I've been thinking about the following. I know from the law of large numbers that if $X_1,X_2,...$ is an infinite sequence of independent and identically distributed copies of integrable $X:\Omega\to\mathbb{R}$, then
$$\lim_{n\to\infty} \frac{1}{n} \sum_{i=1}^n X_i = \mathbb{E}[X]$$
Suppose we have a sequence of convex functions $f_1, f_2, ...$ converging pointwise to $f:\mathbb{R}\to\mathbb{R}$ from below i.e. $f_i \leq f$. Assume that $f_i(X_i)$ and $f(X)$ are integrable. Then is it true that
$$\lim_{n\to\infty} \frac{1}{n} \sum_{i=1}^n f_i(X_i) = \mathbb{E}[f(X)]$$
holds?
Edit: I added convexity and integrability in the above.
My attempt at some theorems:
Theorem 1: $\lim_{n\to\infty}\frac{1}{n}\sum_{i=1}^n\mathbb{E}[f_i(X_i)] = \mathbb{E}[f(X)]$
Proof: We know that the negative part of the function i.e. $\min\{0,f_i\}$ is Lipschitz continuous.

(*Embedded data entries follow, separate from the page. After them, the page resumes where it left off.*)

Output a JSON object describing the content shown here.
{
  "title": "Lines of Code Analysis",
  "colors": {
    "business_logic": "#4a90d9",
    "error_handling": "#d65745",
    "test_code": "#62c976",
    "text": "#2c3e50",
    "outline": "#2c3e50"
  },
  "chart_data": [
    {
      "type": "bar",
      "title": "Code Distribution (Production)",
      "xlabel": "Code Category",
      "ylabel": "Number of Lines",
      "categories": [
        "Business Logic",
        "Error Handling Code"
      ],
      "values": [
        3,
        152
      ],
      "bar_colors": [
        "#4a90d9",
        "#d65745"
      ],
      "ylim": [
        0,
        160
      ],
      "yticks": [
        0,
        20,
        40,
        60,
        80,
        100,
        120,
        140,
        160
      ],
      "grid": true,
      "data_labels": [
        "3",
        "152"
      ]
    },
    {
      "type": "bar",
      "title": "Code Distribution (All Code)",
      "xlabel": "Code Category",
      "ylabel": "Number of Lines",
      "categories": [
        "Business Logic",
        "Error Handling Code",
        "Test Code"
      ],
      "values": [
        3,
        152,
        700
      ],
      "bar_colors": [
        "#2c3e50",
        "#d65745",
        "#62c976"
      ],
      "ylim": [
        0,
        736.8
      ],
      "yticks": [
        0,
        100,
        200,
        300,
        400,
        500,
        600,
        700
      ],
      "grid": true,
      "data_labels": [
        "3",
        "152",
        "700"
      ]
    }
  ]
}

Otherwise the epigraph of $f_i$ would not be convex. Using this and the fact that $f_i \leq f$,
$$|\frac{1}{n}\sum_{i=1}^n f_i(X)| \leq \sup_{i=1,..,n}|f_i(0)| + C||X|| + |f(X)| $$
where $C = \sup\{C_1,C_2,...\}$ where $C_i$ Lipschitz constant for $\min\{0,f_i\}$. Note that $C \leq \infty$ since $\min\{0,f_i\}$ converges pointwise to $\min\{0, f\}$ which is Lipschitc continuous. Now using the dominated convergence theorem, we have:
$$\lim_{n\to\infty}\frac{1}{n}\sum_{i=1}^n\mathbb{E}[f_i(X)] = \mathbb{E}[f(X)]$$
It is clear that $\mathbb{E}[f_i(X_i)] = \mathbb{E}[f_i(X)]$ and substituting this in the above limit gives the desired result. QED.
Theorem 2: $\lim_{n\to\infty} \frac{1}{n} \sum_{i=1}^n f_i(X_i) = \mathbb{E}[f(X)]$ with probability one.
Proof: Define sequence $h_i(X_i) = f(X_i) - f_i(X_i)$. Then $\lim_{n\to\infty} \frac{1}{n}\sum_{i=1}^n f_i(X_i) + h_i(X_i) = \mathbb{E}[f(X)]$ with probability one. To see this, note that $f_i(X_i) + h_i(X_i)$ is iid copy of $f(X)$. Using the strong law of large numbers gives the result. Now we want to show $\lim_{n\to\infty} \frac{1}{n}\sum_{i=1}^n h_i(X_i) = 0$ with probability one. Observe that $\lim_{i\to\infty} h_i(X_i) = 0$ almost surely because $f_i$ converges pointwise to $f$. Therefore, $\lim_{n\to\infty} \frac{1}{n}\sum_{i=1}^n f_i(X_i) + 0 = \mathbb{E}[f(X)]$ with probability one. QED.